Inoltre, si eccepiva che nella predetta comunicazione preventiva di iscrizione ipotecaria erano indicate solo le date di notifica degli avvisi di accertamento relativi alle annualità 2007 e 2008, ma nessuna indicazione circa l'avvenuta notifica delle cartelle di pagamento.
E dalla lettura congiunta degli articoli 77 e 50 del DPR 602/73 risulta che la mancata notifica di cartelle di pagamento e la mancata iscrizione a ruolo, i quali soli costituiscono titolo per l'iscrizione ipotecaria sugli immobili del debitore, inibiscono l'iscrizione ipotecaria il cui presupposto è la sussistenza del ruolo, di cui l'Agenzia Entrate Riscossione non ha fornito prova documentale della sua esistenza, avendo esclusivamente rappresentato nel provvedimento di comunicazione preventiva dell'esistenza esclusivamente della notifica degli avvisi di accertamento oltre che della notifica di cinque cartelle dei pagamenti per importo complessivo di circa € 4.000 importo che certamente non giustifica l'iscrizione ipotecaria su due beni immobili.

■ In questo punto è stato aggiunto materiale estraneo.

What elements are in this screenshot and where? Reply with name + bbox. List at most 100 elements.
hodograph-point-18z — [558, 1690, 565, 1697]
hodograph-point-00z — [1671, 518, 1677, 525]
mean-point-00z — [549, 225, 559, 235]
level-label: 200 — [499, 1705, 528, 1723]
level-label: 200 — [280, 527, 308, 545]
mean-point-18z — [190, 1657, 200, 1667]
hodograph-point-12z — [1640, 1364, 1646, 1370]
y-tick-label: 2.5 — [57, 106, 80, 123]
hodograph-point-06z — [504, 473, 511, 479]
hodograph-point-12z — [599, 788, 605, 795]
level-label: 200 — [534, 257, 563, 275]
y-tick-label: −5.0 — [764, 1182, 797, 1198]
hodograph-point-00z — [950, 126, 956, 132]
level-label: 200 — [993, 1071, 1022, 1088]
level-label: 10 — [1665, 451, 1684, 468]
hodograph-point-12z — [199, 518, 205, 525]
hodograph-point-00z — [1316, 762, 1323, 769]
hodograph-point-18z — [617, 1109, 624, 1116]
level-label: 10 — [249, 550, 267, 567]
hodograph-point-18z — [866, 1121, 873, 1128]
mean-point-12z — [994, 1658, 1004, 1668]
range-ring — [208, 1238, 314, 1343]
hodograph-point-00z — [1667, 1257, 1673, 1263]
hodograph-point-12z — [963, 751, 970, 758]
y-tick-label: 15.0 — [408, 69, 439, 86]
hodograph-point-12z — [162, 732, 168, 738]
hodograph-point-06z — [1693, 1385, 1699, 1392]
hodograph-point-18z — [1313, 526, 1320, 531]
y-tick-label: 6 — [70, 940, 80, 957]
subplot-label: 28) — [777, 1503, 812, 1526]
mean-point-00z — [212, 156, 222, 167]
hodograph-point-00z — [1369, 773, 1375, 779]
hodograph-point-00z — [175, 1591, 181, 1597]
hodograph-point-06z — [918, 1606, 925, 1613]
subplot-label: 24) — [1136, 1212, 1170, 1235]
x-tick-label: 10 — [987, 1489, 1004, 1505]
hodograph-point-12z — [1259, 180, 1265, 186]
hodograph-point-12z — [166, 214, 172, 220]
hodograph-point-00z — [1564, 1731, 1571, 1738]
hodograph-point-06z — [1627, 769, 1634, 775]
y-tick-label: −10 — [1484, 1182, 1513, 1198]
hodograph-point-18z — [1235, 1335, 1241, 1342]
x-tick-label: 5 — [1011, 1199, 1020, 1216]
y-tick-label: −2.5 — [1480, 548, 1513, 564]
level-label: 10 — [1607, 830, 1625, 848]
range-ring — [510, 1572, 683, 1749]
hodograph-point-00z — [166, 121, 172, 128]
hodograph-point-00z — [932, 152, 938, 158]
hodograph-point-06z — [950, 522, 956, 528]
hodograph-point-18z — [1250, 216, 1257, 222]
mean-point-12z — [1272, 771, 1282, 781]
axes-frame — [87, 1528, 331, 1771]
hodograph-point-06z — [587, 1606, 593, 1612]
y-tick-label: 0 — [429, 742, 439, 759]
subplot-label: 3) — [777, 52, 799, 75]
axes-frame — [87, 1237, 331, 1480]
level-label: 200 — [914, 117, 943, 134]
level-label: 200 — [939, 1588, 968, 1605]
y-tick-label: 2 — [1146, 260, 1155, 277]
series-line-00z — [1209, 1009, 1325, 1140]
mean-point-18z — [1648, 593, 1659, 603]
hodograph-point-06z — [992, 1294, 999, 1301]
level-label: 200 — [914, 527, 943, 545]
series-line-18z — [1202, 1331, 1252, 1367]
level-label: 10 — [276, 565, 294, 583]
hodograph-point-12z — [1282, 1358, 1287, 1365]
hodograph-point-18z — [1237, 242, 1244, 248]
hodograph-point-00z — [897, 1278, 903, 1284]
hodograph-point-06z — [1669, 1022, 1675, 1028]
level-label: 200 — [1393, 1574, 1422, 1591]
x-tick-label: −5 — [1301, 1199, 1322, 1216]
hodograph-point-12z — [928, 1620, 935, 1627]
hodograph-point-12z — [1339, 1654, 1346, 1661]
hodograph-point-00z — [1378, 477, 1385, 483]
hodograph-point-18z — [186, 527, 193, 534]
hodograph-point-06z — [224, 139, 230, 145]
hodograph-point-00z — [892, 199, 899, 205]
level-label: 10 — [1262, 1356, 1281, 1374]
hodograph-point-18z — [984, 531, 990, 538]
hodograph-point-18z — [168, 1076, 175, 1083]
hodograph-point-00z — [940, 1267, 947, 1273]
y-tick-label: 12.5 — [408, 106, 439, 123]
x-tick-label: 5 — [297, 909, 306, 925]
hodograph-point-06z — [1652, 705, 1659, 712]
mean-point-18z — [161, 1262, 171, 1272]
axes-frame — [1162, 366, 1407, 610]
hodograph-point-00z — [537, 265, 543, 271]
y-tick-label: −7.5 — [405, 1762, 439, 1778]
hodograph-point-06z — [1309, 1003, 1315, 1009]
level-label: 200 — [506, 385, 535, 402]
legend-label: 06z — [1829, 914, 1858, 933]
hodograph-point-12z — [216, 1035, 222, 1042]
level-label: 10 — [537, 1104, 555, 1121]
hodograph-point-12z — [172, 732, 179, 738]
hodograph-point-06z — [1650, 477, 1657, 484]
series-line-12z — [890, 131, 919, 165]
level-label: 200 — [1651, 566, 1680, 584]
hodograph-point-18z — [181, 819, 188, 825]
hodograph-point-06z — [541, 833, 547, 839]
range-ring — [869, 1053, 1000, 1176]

Il contribuente, inoltre, rappresenta di aver presentato nel 2020 e nel 2021 due istanze di autotutela per far valere le proprie ragioni e per evidenziare di aver ricevuto “la notifica di avvisi di accertamento fondati sulle operazioni finanziarie poste in essere quale amministratore di diverse società. Tuttavia, le operazioni finanziarie contestate erano costituite prevalentemente da trasferimenti di disponibilità finanziarie tramite assegni o bonifici bancari da una società ad altra società di cui lo stesso ricorrente era legale rappresentante ed amministratore unico, costituendo tali operazioni non tanto elementi determinanti base imponibile, bensì mere operazioni di “sistemazione” dei saldi dei rapporti di conto corrente, ovvero trasferimenti da un conto con saldo momentaneamente attivo ad altro conto con fidi ai limiti dell'accordato. Quindi nessuna realizzazione di valore aggiunto, ma mere operazioni di riallineamenti, nei limiti delle linee di credito concesse dagli istituti di credito a valere sui diversi rapporti di conto corrente”.
Osserva poi il contribuente che “negli anni dal 2005 al 2008 aveva ceduto partecipazioni societarie, debitamente rivalutate con versamento dell'imposta sostitutiva, per importi superiori al milione di euro, precisamente per € 1.055.509,00. Di tale circostanza si era data ampia documentazione nell'ambito dell'istanza in autotutela a dare evidenza della sussistenza di redditi e disponibilità finanziarie.
D'altra parte, come insegna lo statuto del contribuente, i rapporti tra contribuente e amministrazione finanziaria sono (o meglio, devono essere) improntati al principio della collaborazione e della buona fede, consentendo al contribuente di poter evitare una tassazione non fondata su elementi reddituali ovvero considerando solo alcuni elementi di essi. Senza voler entrare nel dettaglio di quanto contestato all'Ufficio nell'istanza di autotutela, questi consultando la documentazione in suo possesso avrebbe altresì potuto comprendere come i redditi del contribuente, oggetto di una verifica bancaria particolarmente severa, trovavano comunque adeguata rappresentazione nelle cessioni di partecipazioni che avevano beneficiato della tassazione con imposta sostitutiva”.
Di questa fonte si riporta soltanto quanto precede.